Engine Tech, Building the Nissan VG30DETT part 2

VG30DETT head

Engine Tech, Building the Nissan VG30DETT part 2

By Mike Kojima

In the last installment of our build, we delved into building the bottom end of our VG30DETT engine for the goal of reliably achieving 550 plus horsepower.  In this segment we will look into what was done to our top end including the cylinder heads to support this power level.

See part one about the bottom end here!

The Heads

Our VG30DETT heads and lower intake manifold were ported and polished by JWT to increase flow without losing velocity.  JWT stressed keeping the runner volume as low as possible while removing obvious obstructions in the ports flow path.  The valve seats were matched to the port walls and combustion chamber to remove the slight mismatch that the factory does not bother to correct.  The ports were also straightened for a less obstructed run into the combustion chambers with an emphasis on tumble upon entry into the combustion chambers. This kind of porting helps keep turbo lag to a minimum and does not sacrifice too much bottom end power to gain top end.  The old school style of porting where the ports were simply hogged out to be as big as possible often reduced flow velocity to the point of making a car lose much of its bottom end power.  The latest style of porting that most good tuners use emphasizes port flow velocity to maintain good low end power as well as peak flow.  As a final touch, the combustion chambers were polished to get rid of any potential hot spots that could cause detonation.

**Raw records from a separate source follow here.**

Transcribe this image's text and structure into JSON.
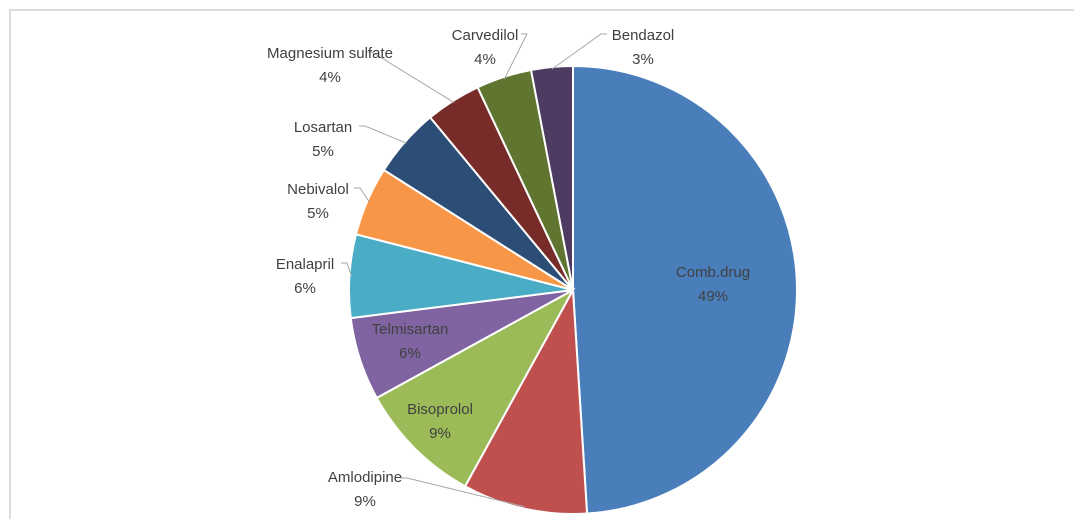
{
  "chart_data": {
    "type": "pie",
    "categories": [
      "Comb.drug",
      "Amlodipine",
      "Bisoprolol",
      "Telmisartan",
      "Enalapril",
      "Nebivalol",
      "Losartan",
      "Magnesium sulfate",
      "Carvedilol",
      "Bendazol"
    ],
    "values": [
      49,
      9,
      9,
      6,
      6,
      5,
      5,
      4,
      4,
      3
    ],
    "value_labels": [
      "49%",
      "9%",
      "9%",
      "6%",
      "6%",
      "5%",
      "5%",
      "4%",
      "4%",
      "3%"
    ],
    "colors": [
      "#4a7ebb",
      "#c0504d",
      "#9bbb59",
      "#8064a2",
      "#4bacc6",
      "#f79646",
      "#2c4d75",
      "#772c2a",
      "#5f7530",
      "#4d3b62"
    ]
  }
}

Smooth porting on the intake port gives a nice line of sight straight to the combustion chamber.  The black coating is Swain Flow Coat which makes the port walls slicker.

After replacing the valve guides and valves with new genuine Nissan parts,  JWT finished the heads with a multi-angle valve job which includes a 30 degree back cut on the valve face for better low lift flow. Multi angle valve jobs work by unshrouding the valve seating surfaces and making a smoother flow path for the incoming air or the outgoing exhaust.  These valve jobs commonly consist of a throat cut, a seating cut and a top cut.  Stock factory valve jobs usually are just seating cuts. Multi angle valve jobs create a smooth transition from the port to the cylinder as the intake valve opens.  The converse effect is also true on the exhaust side of the engine but the flow is improved as the flow proceeds from the combustion chamber to the exhaust port.  These type of valve jobs increase the flow the most at low lifts where the valves are first opening or about to close.  This is important because valves spend more dwell time opening and closing than the do at maximum lift.  A proper valve job can contribute up to 50% of the total flow gain enjoyed by good headwork.

vg30dett valves
You can see the contouring of the valves and the reduced diameter of the intake valve stem.  The contouring is less aggressive on the exhaust valve as it has to deal with a lot of heat on a turbo engine.  The white stuff on the exhaust valve is thermal barrier coating and the black stuff on the intake valve is flow coat.